Should you want to check the reading level of a document, you can do so using Microsoft Word’s document readability test for content that’s already edited for spelling and grammar.
Obviously, there is no “optimal” reading level for all web pages. That will be determined by the nature of the website and the sophistication of the content it publishes.
For example, you’d write content appropriate for a younger reading level for a website targeted to children, versus content on the latest advances in artificial intelligence algorithms written for techies.
It’s not clear that Google is using this type of analysis in any manner. However, you could see how knowing the reading level of a document might help them better match a document up with a query, depending on the sophistication level evident in the query.
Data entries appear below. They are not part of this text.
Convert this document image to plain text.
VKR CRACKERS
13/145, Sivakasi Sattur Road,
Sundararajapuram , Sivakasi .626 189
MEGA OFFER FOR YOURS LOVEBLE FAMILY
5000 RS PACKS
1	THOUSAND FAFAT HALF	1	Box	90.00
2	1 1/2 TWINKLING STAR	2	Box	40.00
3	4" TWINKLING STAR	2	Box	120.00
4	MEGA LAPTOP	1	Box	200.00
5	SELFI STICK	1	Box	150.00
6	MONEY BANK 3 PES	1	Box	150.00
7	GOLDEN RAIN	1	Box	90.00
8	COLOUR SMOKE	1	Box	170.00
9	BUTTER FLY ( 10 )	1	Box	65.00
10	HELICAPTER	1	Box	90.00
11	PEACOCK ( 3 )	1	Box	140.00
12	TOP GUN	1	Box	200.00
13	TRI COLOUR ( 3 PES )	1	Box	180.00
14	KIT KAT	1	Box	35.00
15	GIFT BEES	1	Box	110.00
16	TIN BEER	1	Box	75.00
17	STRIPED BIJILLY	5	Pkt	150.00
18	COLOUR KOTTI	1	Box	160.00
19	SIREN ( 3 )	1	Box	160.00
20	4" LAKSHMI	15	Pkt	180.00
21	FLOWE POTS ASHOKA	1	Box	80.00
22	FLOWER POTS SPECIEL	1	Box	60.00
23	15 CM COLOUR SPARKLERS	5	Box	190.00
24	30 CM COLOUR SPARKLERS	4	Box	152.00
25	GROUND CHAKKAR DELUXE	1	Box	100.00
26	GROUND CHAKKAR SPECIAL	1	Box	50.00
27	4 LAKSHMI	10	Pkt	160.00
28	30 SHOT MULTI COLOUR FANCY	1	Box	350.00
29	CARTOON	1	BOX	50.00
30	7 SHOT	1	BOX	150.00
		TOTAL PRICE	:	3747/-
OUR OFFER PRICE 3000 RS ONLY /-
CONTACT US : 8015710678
For example, a query like “how to calculate the payoff time of a mortgage” suggests that the user wants to understand the algorithm used, and a more technically focused article, which may have a higher grade reading level, might best serve that query.
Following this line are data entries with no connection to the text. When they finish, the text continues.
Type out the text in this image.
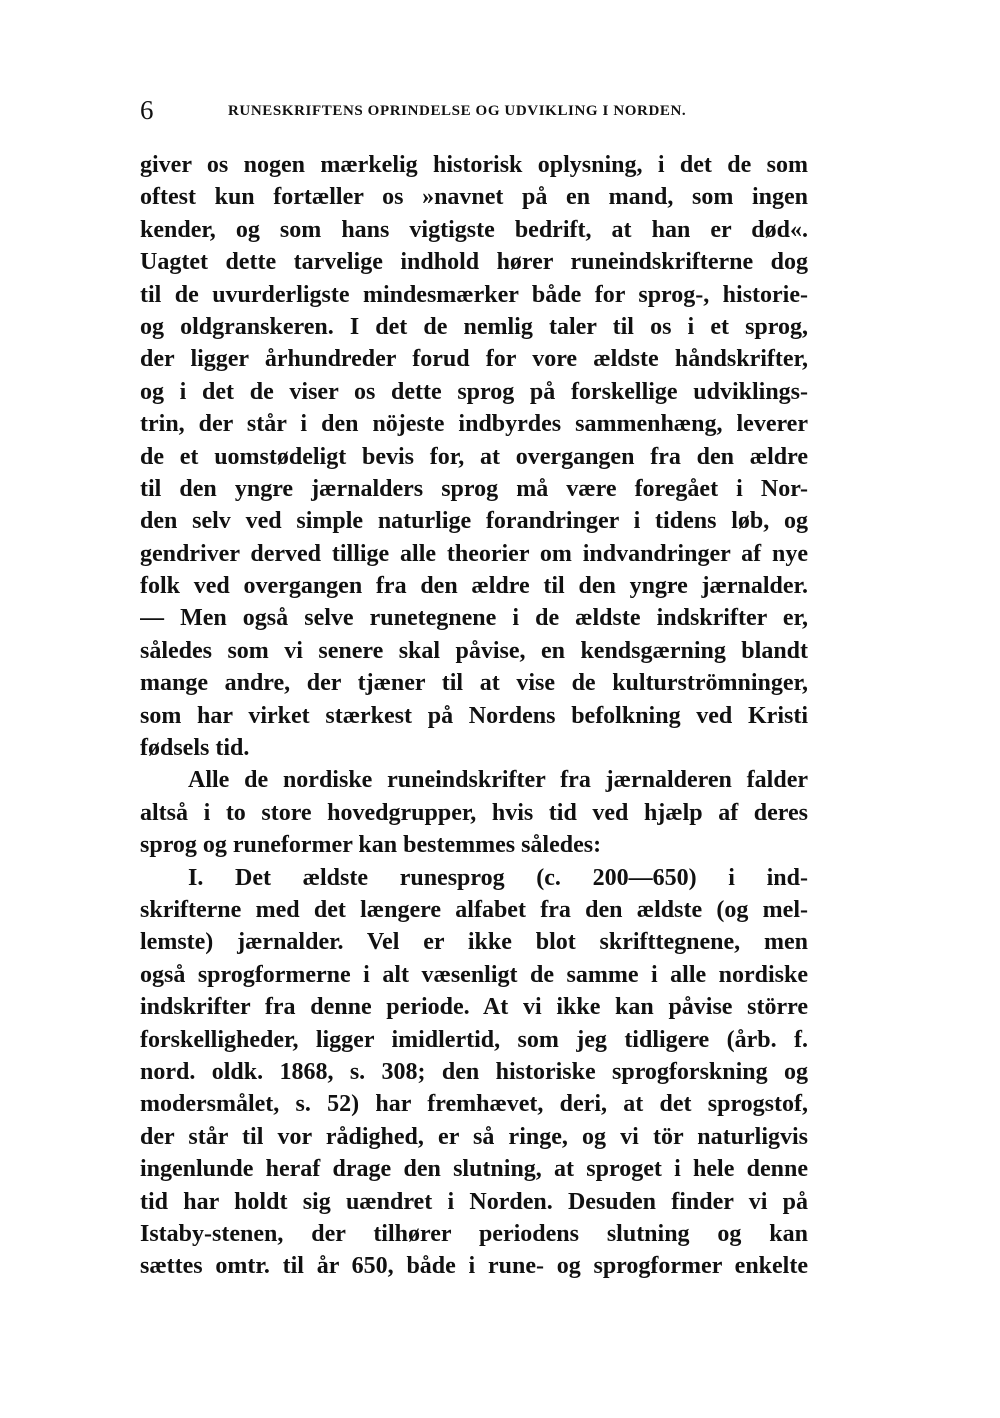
6	RUNESKRIFTENS OPRINDELSE OG UDVIKLING I NORDEN.
giver os nogen mærkelig historisk oplysning, i det de som
oftest kun fortæller os »navnet på en mand, som ingen
kender, og som hans vigtigste bedrift, at han er død«.
Uagtet dette tarvelige indhold hører runeindskrifterne dog
til de uvurderligste mindesmærker både for sprog-, historie-
og oldgranskeren. I det de nemlig taler til os i et sprog,
der ligger århundreder forud for vore ældste håndskrifter,
og i det de viser os dette sprog på forskellige udviklings-
trin, der står i den nöjeste indbyrdes sammenhæng, leverer
de et uomstødeligt bevis for, at overgangen fra den ældre
til den yngre jærnalders sprog må være foregået i Nor-
den selv ved simple naturlige forandringer i tidens løb, og
gendriver derved tillige alle theorier om indvandringer af nye
folk ved overgangen fra den ældre til den yngre jærnalder.
— Men også selve runetegnene i de ældste indskrifter er,
således som vi senere skal påvise, en kendsgærning blandt
mange andre, der tjæner til at vise de kulturströmninger,
som har virket stærkest på Nordens befolkning ved Kristi
fødsels tid.
Alle de nordiske runeindskrifter fra jærnalderen falder
altså i to store hovedgrupper, hvis tid ved hjælp af deres
sprog og runeformer kan bestemmes således:
I. Det ældste runesprog (c. 200—650) i ind-
skrifterne med det længere alfabet fra den ældste (og mel-
lemste) jærnalder. Vel er ikke blot skrifttegnene, men
også sprogformerne i alt væsenligt de samme i alle nordiske
indskrifter fra denne periode. At vi ikke kan påvise större
forskelligheder, ligger imidlertid, som jeg tidligere (årb. f.
nord. oldk. 1868, s. 308; den historiske sprogforskning og
modersmålet, s. 52) har fremhævet, deri, at det sprogstof,
der står til vor rådighed, er så ringe, og vi tör naturligvis
ingenlunde heraf drage den slutning, at sproget i hele denne
tid har holdt sig uændret i Norden. Desuden finder vi på
Istaby-stenen, der tilhører periodens slutning og kan
sættes omtr. til år 650, både i rune- og sprogformer enkelte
In contrast, a query like “mortgage payoff calculator” suggests that the user simply wants to get the answer to the question, so the reading level of the best content for that user might be quite a bit lower.
Whether Google uses this type of analysis or not, it’s useful to know what your audience wants in terms of complexity, and to design your content to meet those expectations.
At the end of the day, search engines are concerned with delivering relevant, fresh content to their users in the results. Understanding how document analysis works and the many factors at play can help website publishers not only improve their web pages, but also their search rankings.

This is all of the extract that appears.